DESCRIPTION (provided by applicant): The study of hematopoiesis is essential for understanding the etiology of blood diseases, and for many years has served as a paradigm for answering fundamental questions concerning genetic regulation of stem and progenitor cells, and lineage fate. The goal of this proposal is to continue and expand our current research on the molecular control of hematopoiesis by the bone morphogenetic protein (BMP) signaling pathway, an important regulator of embryonic patterning. BMPs are members of a large superfamily of signaling molecules, and exert many of their biological effects via activation of a subset of downstream SMAD transcription factors. Our recent studies using a mouse embryonic stem (ES) cell model have shown that Smad1 exerts temporally distinct regulatory roles on hematopoietic potential, stimulating hematopoiesis prior to commitment of precursor cells before later inhibiting hematopoietic expansion. I plan to build on these studies to identify and examine key regulatory gene networks using both mouse ES cell and zebrafish (Danio rerio) model systems. For this purpose, I will pursue three separate aims, which will converge on their analysis of the BMP pathway and the validation of relevant gene targets identified by various established and emerging genomic technologies and databases. Experiments in the first Aim will investigate the individual and combinatorial contributions of the BMP effectors Smad1 and Smad5 to hematopoietic lineage commitment and expansion using conditional gene knockdown strategies in mouse ES cells. In the second Aim, I will use the zebrafish model to probe the hematopoietic functions of previously identified targets of Smad1 and Smad5, with an eye toward defining their roles in hematopoietic transitions that progress as the site of active hematopoiesis migrates within the developing embryo. I will complement these findings with murine ES cell studies to validate direct SMAD binding targets via chromatin immunoprecipitation. Finally, in the third Aim I will use small inhibitor molecules in ES cells and the zebrafish to examine regulatory roles of BMP signaling on embryonic hematopoiesis upstream of SMAD activation, with particular attention to SMAD- independent processes, to define novel mechanisms of BMP-mediated control of specific blood lineages.

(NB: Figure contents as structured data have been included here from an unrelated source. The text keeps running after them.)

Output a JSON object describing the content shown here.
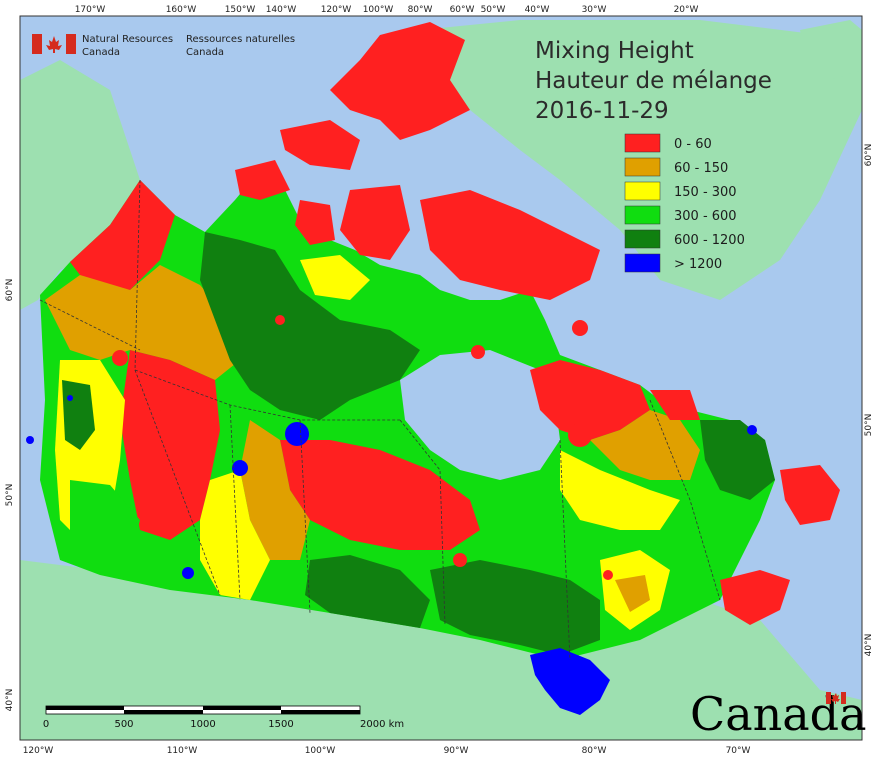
{
  "map": {
    "title_en": "Mixing Height",
    "title_fr": "Hauteur de mélange",
    "date": "2016-11-29",
    "legend": [
      {
        "label": "0 - 60",
        "color": "#ff2020"
      },
      {
        "label": "60 - 150",
        "color": "#e0a000"
      },
      {
        "label": "150 - 300",
        "color": "#ffff00"
      },
      {
        "label": "300 - 600",
        "color": "#10dd10"
      },
      {
        "label": "600 - 1200",
        "color": "#108010"
      },
      {
        "label": "> 1200",
        "color": "#0000ff"
      }
    ],
    "org": {
      "en_line1": "Natural Resources",
      "en_line2": "Canada",
      "fr_line1": "Ressources naturelles",
      "fr_line2": "Canada"
    },
    "wordmark": "Canada",
    "top_ticks": [
      "170°W",
      "160°W",
      "150°W",
      "140°W",
      "120°W",
      "100°W",
      "80°W",
      "60°W",
      "50°W",
      "40°W",
      "30°W",
      "20°W"
    ],
    "bottom_ticks": [
      "120°W",
      "110°W",
      "100°W",
      "90°W",
      "80°W",
      "70°W"
    ],
    "left_ticks": [
      "60°N",
      "50°N",
      "40°N"
    ],
    "right_ticks": [
      "60°N",
      "50°N",
      "40°N"
    ],
    "scale_labels": [
      "0",
      "500",
      "1000",
      "1500",
      "2000 km"
    ],
    "colors": {
      "ocean": "#a9c9ee",
      "land": "#9de0b0",
      "border": "#333333"
    }
  }
}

描述（由申请人提供）：造血作用的研究对于理解血液疾病的病因学至关重要，并且多年来一直作为回答有关干细胞和祖细胞的遗传调控以及谱系命运的基本问题的范例。该提案的目标是继续并扩展我们目前对骨形态发生蛋白（BMP）信号通路（胚胎模式的重要调节因子）对造血作用的分子控制的研究。 BMP 是信号分子大家族的成员，通过激活下游 SMAD 转录因子的子集来发挥其许多生物效应。我们最近使用小鼠胚胎干 (ES) 细胞模型进行的研究表明，Smad1 对造血潜力发挥暂时不同的调节作用，在前体细胞定型之前刺激造血，然后抑制造血扩张。我计划在这些研究的基础上，使用小鼠 ES 细胞和斑马鱼（Danio rerio）模型系统来识别和检查关键的调控基因网络。为此，我将追求三个不同的目标，这些目标将集中于对 BMP 途径的分析以及对通过各种已建立和新兴的基因组技术和数据库确定的相关基因靶标的验证。第一个目标中的实验将利用小鼠 ES 细胞中的条件基因敲低策略，研究 BMP 效应子 Smad1 和 Smad5 对造血谱系定型和扩增的个体和组合贡献。在第二个目标中，我将使用斑马鱼模型来探测先前确定的 Smad1 和 Smad5 靶标的造血功能，着眼于定义它们在造血转变中的作用，这些转变随着活跃造血作用位点在发育中胚胎内的迁移而进展。我将通过小鼠 ES 细胞研究来补充这些发现，以通过染色质免疫沉淀验证直接 SMAD 结合靶标。最后，在第三个目标中，我将在 ES 细胞中使用小抑制剂分子， 斑马鱼研究 BMP 信号传导对 SMAD 激活上游胚胎造血的调节作用，特别关注 SMAD 独立过程，以确定 BMP 介导的特定血统控制的新机制。